Eccleston’s character, incidentally, had a good point about heaven probably not wanting to spirit away the child-beaters. There was a great moment where a TV news anchor tallied up which celebs had been taken. “Now, the Pope, I can understand, sure,” mused a watching bartender. “But Gary Busey? I just don’t get it.” Laughs were few and far between, but this was at least topically dry.

Thus, after one episode, my only certainty is that God himself hasn’t taken the missing millions. Answers were as rare as hen’s teeth in this opener, which mixed small-town Twin Peaks-style weirdness with the sad, stunned, mass-mourning vibe of Channel 4’s French afterlife mystery The Returned. The Leftovers is spooky and poignant – but there are also hints that it might get very silly at some point.

In fact, as I watched our hero, Garvey, mourn for his dead wife, who was not in fact dead, but had joined a silent, white linen-clad cult of compulsive smokers, it occurred to me that some of my favourite television has been morbid, unfathomable, beautifully filmed potential gubbins like The Leftovers. I say “potential” as there’s no guarantee with a show like this that one’s hours of earnest goggling will lead to much more in the final episode than “And then they all went off in a spaceship!” Or even a situation where the television studio green-lights a second series of the mystery halfway through the first, so the original deftly honed script is quickly re-jigged to last at least 17 more hours. Anyone who watched all 121 hours of tropical air-crash disaster epic Lost would be forgiven for suspecting that at times nobody – neither the writers nor the actors nor the viewers – had the faintest idea what was going on. It did not seem to impair anyone’s viewing.

Justin Theroux as Kevin Garvey, after a small beating
Justin Theroux as Kevin Garvey, after a small beating (Paul Schiraldi)

There is a point in series three of Six Feet Under – to my mind some of the most beautifully formed television ever – where the plot nosedives to a point where the normally sane Nate buries his dead wife’s corpse, by himself, in the middle of the night, following her murder which no one seems very bothered about. Regardless, Six Feet Under satisfyingly ties itself by the close of season five.

If Paterson Joseph, playing The Leftovers’ unsettling “Holy Wayne”, is still, by episode six, not quite explaining what that den of supermodels and a congressman on the hill, surrounded by guards, are truly up to, I shall calmly suspend viewing and continue making my way for a second time through The Sopranos box set.
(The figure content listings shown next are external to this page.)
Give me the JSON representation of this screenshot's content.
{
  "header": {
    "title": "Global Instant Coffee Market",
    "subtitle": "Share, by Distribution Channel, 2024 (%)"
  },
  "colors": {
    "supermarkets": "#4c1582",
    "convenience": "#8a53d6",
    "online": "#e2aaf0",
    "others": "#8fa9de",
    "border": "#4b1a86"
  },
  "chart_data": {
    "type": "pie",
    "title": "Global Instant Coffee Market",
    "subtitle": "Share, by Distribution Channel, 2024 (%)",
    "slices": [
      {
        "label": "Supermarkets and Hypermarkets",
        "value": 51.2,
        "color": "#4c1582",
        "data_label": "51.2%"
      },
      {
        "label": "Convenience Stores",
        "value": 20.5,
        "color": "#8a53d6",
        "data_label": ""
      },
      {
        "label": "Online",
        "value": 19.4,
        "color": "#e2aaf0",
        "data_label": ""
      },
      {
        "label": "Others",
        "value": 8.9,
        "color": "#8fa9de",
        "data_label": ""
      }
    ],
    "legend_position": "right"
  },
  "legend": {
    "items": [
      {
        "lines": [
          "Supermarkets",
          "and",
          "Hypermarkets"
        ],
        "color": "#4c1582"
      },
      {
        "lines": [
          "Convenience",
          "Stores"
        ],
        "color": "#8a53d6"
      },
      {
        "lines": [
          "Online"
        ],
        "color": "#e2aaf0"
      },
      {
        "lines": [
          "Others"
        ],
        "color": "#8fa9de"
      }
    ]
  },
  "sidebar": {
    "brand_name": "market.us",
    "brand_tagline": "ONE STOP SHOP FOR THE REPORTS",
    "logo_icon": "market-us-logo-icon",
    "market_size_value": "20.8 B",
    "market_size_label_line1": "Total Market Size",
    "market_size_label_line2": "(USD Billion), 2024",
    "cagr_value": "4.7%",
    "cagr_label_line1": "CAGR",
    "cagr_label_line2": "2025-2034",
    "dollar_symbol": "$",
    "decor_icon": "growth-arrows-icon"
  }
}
Incidentally, with 15 years’ distance, I now see that The Sopranos had a lot of gubbins, too. In fact, most episodes that centre around Christopher’s urge to act or manage musicians can be fast-forwarded. Also, Dr Jennifer Melfi is probably one of the least professional psychiatrists in the world. It’s not the done thing to torment your client into wanting to hit you at least twice every session. How easily pleased we were by HBO’s offerings in 1999. We want more bang for our subscription buck these days. For now, I’m gripped by Theroux’s desire to find the missing masses. If he’s nowhere near it by episode six, I’ll be disappearing too.